When the lights drop and the arena starts to thrum on opening night, people are at their most ready to believe. Sure, the most hyped Wolves team in more than a decade is 0-2 but this is the home opener. The season will not, in truth, live or die on this moment and the Wolves as a whole are still a long way from being a team where those moments even happen. In the Finals last year we had LeBron’s Block and Kyrie’s Shot and Love’s Defense — all moments that we can capitalize now. This is the stuff of storytelling and that — at its root — is Folkestad and his team’s job, from show open to karaoke skit to scoreboard animation.

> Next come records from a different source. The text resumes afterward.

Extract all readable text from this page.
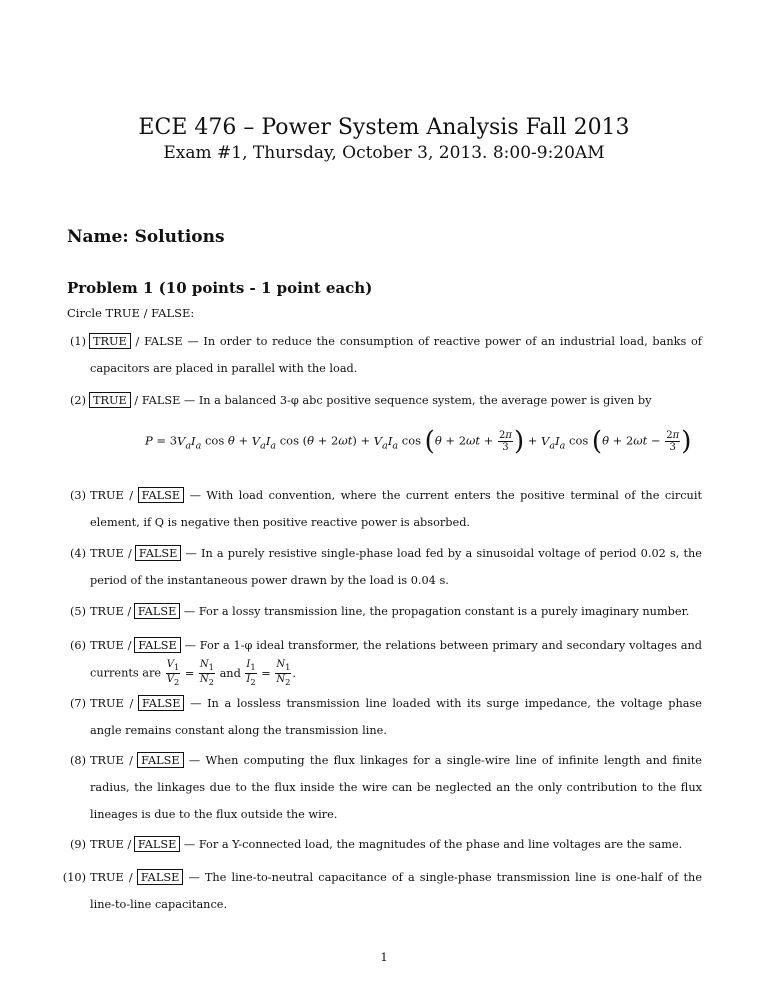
ECE 476 – Power System Analysis Fall 2013
Exam #1, Thursday, October 3, 2013. 8:00-9:20AM
Name: Solutions
Problem 1 (10 points - 1 point each)
Circle TRUE / FALSE:
(1) TRUE / FALSE — In order to reduce the consumption of reactive power of an industrial load, banks of capacitors are placed in parallel with the load.
(2) TRUE / FALSE — In a balanced 3-φ abc positive sequence system, the average power is given by
$P = 3V_aI_a$ $\cos \theta + V_aI_a$ $\cos (\theta + 2\omega t) + V_aI_a$ $\cos (\theta + 2\omega t + \frac{2\pi}{3}$ ) + $V_aI_a$ $\cos (\theta + 2\omega t - \frac{2\pi}{3}$ )
(3) TRUE / FALSE — With load convention, where the current enters the positive terminal of the circuit element, if Q is negative then positive reactive power is absorbed.
(4) TRUE / FALSE — In a purely resistive single-phase load fed by a sinusoidal voltage of period 0.02 s, the period of the instantaneous power drawn by the load is 0.04 s.
(5) TRUE / FALSE — For a lossy transmission line, the propagation constant is a purely imaginary number.
(6) TRUE / FALSE — For a 1-φ ideal transformer, the relations between primary and secondary voltages and currents are $\frac{V_1}{V_2} = \frac{N_1}{N_2}$ and $\frac{I_1}{I_2} = \frac{N_1}{N_2}$ .
(7) TRUE / FALSE — In a lossless transmission line loaded with its surge impedance, the voltage phase angle remains constant along the transmission line.
(8) TRUE / FALSE — When computing the flux linkages for a single-wire line of infinite length and finite radius, the linkages due to the flux inside the wire can be neglected an the only contribution to the flux lineages is due to the flux outside the wire.
(9) TRUE / FALSE — For a Y-connected load, the magnitudes of the phase and line voltages are the same.
(10) TRUE / FALSE — The line-to-neutral capacitance of a single-phase transmission line is one-half of the line-to-line capacitance.
1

The last few years haven’t provided many opportunities for great natural stories. Kevin Garnett’s return was one. Instead of frontloading the hype, the intros played like every other game for the first four players. Then there was a brief flash on Garnett and then cut to black, build back up, and the retrospective started. For anyone who was in the arena, Garnett’s first game back was a legitimate chills moment. With that much narrative heft, it was a gift for Live Programming & Entertainment and they nailed it.
In truth, they didn’t have to write that story; they just had to not screw it up. But if we’re being honest, something like ninety percent of your life is not-screwing-it-up. Given the talent they’ve got, ninety percent of the Wolves becoming a real playoff contender is going to be not-screwing-it-up. Not-screwing-it-up is an underrated lifeskill.
The aerated giddiness of the first day of school doesn’t stem from the prospect of unalloyed success. No one who’s been through a year of school could think that. It comes from the combined nervousness and excitement of victories and failures, from the hope that you can tally more of the former than the latter, from a belief that hard work can still make a difference ahead.
Production Day is a month in the past and all the material is there, but the work isn’t done when the lights drop and the year’s first show open lights up the scoreboard. Folkestad estimates they’ll hit their stride with everything in mid-December, maybe like the team itself. For them and the entire Wolves organization, the work is always just beginning.